I have over 200,000 rows of data which I need to insert into a DB table on a daily basis. Some of these rows may update one row in the DB or may create new rows depending on the incoming data.

What is the best way of doing this?

Option 1:
I was thinking of using a FOR LOOP and in it I would first try and update the row, if this has a SQL%ROWCOUNT of 0 then I'll do an insert. -- this would mean looping 200,000 times.

Option 2:
I will do a FORALL and do an UPDATE for all rows, then immediately after do a FORALL with an INSERT for all rows. -- this way would mean looping 400,000 times.

Would the FORALL method still be quicker?
Is there another way of implementing this?

Cheers,

toddyl

 
toddyl,

The oracle merge command does exactly what you want. If it finds a matching record, it updates, if nothing matches, it inserts. This is the so-called 'upsert' situation.

Do you want to look at this yourself first or do you want an example?

Regards

Tharg

Grinding away at things Oracular
 
Although the syntax looks a bit like a loop, a FORALL is not a loop. A FORALL statement fires all the rows at the database as part of a single transaction. The key thing is not the number of times you go round a loop - it is how many individual updates you fire at the database. Using a FOR loop wolud require 400000 individual update statements to be sent to the database. Collecting the data into a large PL/SQL table and then using FORALL would only require one update.

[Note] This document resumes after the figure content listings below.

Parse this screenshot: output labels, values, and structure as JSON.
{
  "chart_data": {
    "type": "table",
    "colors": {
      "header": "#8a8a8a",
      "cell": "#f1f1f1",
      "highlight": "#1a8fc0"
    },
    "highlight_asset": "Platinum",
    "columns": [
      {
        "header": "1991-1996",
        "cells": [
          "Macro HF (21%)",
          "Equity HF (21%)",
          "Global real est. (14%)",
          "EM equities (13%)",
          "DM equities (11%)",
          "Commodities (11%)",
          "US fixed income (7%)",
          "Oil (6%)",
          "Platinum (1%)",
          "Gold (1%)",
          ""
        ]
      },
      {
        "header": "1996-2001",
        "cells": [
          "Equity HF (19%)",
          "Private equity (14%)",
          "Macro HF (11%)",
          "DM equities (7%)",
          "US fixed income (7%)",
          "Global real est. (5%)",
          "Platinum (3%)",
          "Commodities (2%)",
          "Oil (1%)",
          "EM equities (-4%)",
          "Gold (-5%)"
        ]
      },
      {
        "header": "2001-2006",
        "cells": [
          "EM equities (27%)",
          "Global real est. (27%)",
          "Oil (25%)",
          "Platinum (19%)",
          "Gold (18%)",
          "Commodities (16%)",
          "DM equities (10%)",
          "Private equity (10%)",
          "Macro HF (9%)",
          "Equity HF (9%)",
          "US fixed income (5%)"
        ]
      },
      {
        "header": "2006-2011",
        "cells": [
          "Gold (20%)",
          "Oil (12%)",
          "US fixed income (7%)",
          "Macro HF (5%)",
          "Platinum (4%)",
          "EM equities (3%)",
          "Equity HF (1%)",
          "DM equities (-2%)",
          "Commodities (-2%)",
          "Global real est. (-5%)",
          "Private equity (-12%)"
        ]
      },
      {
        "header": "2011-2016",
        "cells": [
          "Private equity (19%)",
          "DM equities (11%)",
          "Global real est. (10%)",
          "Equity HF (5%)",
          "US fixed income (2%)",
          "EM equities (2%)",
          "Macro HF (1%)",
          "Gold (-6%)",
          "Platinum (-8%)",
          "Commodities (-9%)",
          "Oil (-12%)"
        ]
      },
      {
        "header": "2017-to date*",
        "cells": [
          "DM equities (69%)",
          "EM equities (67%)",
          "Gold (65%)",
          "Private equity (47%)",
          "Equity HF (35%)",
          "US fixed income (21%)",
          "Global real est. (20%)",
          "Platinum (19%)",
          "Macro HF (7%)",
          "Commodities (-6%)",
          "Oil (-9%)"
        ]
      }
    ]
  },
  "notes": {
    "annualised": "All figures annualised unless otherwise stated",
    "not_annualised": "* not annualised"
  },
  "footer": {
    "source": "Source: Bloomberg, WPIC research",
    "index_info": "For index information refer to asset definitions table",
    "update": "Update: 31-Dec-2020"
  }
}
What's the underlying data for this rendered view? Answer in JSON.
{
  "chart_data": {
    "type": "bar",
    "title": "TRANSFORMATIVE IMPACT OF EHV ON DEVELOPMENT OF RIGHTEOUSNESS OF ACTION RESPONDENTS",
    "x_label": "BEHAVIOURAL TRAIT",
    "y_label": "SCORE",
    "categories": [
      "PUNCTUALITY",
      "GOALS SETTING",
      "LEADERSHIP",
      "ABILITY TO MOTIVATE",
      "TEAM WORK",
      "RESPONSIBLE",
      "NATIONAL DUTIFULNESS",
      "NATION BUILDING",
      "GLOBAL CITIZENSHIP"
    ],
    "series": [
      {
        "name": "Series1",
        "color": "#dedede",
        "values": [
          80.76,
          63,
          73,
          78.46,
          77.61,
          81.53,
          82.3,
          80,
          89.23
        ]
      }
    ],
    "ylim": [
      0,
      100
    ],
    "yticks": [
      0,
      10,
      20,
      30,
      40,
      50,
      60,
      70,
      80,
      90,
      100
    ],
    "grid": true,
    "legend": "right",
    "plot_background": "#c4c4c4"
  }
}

If you use the FORALL approach, you will need to have a primary key on the table so that all the rows which already exist get rejected. You will then have to use the SQL%BULK_EXCEPTIONS table to find all the rows which were rejected and do updates to those instead. This can get quite messy.

As Tharg says, a MERGE may well be the best option. The only drawback is that it is a single transaction, so your rollback segments would have to be big enough to handle all the rows in one go. Also, if any error occurred (e.g. attempt to populate a non-null field with a null), the whole statement would crash. Row by row or FORALL update would allow you to handle individual row errors separately.